If two distributions vanish on the same set of test functions, then one is a constant multiple of the other

Question

From Chapter 1, Exercise 14, Strichartz's book: Distribution theory & fourier transforms

14. Suppose $f$ & $g$ are distributions such that $\langle f,\phi\rangle=0 \Leftrightarrow \langle g,\phi \rangle = 0$. Show that $\langle f,\phi \rangle =c\langle g,\phi\rangle$ for some constant c.

Does the question mean that if the condition is true for some test functions $\phi$ the result $\langle f,\phi \rangle=c \langle g,\phi\rangle$ can be deduced for all such test functions $\phi$? I think that one has to exploit the continuity of distributions like one has for functions wherein continuous functions are completely defined if they are defined on a dense subset. But apart from that I don't know how to proceed.

Answer 1

The assumption: $\forall \phi $ (in the test class) $\langle f,\phi\rangle=0 \Leftrightarrow \langle g,\phi \rangle = 0$.

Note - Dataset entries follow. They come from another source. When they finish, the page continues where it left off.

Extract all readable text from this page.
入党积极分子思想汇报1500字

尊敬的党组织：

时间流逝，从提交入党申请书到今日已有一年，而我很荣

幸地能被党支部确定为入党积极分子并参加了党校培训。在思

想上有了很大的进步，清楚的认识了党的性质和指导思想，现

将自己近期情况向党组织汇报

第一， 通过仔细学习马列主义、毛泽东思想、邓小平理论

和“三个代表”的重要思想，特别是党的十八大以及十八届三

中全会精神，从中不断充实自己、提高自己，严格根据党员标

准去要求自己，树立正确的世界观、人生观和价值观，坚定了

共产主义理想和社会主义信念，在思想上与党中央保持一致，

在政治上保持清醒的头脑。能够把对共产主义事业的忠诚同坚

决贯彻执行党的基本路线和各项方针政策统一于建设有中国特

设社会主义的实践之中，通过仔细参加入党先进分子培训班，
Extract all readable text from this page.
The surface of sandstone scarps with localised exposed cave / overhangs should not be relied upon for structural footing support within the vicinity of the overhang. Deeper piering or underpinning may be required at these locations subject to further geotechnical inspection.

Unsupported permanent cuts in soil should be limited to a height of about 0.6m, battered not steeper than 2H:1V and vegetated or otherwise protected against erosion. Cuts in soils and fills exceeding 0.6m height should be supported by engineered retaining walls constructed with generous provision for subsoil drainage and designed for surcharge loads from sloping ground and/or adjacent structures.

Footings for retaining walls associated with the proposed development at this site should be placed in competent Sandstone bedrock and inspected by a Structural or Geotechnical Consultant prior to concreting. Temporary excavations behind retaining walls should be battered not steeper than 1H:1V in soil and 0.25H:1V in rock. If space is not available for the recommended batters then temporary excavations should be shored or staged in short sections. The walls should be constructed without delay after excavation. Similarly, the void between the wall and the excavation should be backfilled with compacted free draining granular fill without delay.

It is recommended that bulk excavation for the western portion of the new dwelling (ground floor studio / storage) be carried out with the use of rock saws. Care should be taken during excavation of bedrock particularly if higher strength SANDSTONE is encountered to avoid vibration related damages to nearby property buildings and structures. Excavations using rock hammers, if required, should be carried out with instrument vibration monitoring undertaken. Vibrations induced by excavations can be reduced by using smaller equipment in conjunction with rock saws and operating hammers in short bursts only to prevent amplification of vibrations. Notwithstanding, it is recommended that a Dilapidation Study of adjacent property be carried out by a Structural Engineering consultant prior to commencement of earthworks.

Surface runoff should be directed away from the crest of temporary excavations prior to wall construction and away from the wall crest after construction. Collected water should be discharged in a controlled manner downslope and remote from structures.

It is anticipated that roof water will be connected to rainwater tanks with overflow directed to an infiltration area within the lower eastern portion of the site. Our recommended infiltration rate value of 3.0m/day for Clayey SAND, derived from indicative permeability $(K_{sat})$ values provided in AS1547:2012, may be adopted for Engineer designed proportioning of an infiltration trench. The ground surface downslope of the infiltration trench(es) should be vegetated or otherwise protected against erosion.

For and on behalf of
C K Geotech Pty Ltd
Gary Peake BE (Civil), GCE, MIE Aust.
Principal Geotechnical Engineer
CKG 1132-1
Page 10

The desired conclusion: $\exists c$ such that $\forall \phi$ the equality $\langle f,\phi \rangle =c\langle g,\phi\rangle$ holds.

Plan of attack:

1. Dispose of the trivial case in which $\forall \phi $ $\langle g,\phi\rangle=0$.
2. Pick $\phi_0$ such that $\langle g,\phi_0\rangle\ne 0$. Let $c=\langle f,\phi_0 \rangle /\langle g,\phi_0\rangle$; this is the only choice that could work, right?
3. If $\phi$ is any test function, let $b=\langle g,\phi \rangle /\langle g,\phi_0\rangle$ and observe that $\langle g,\phi-b\phi_0\rangle=0$. The rest should be easy.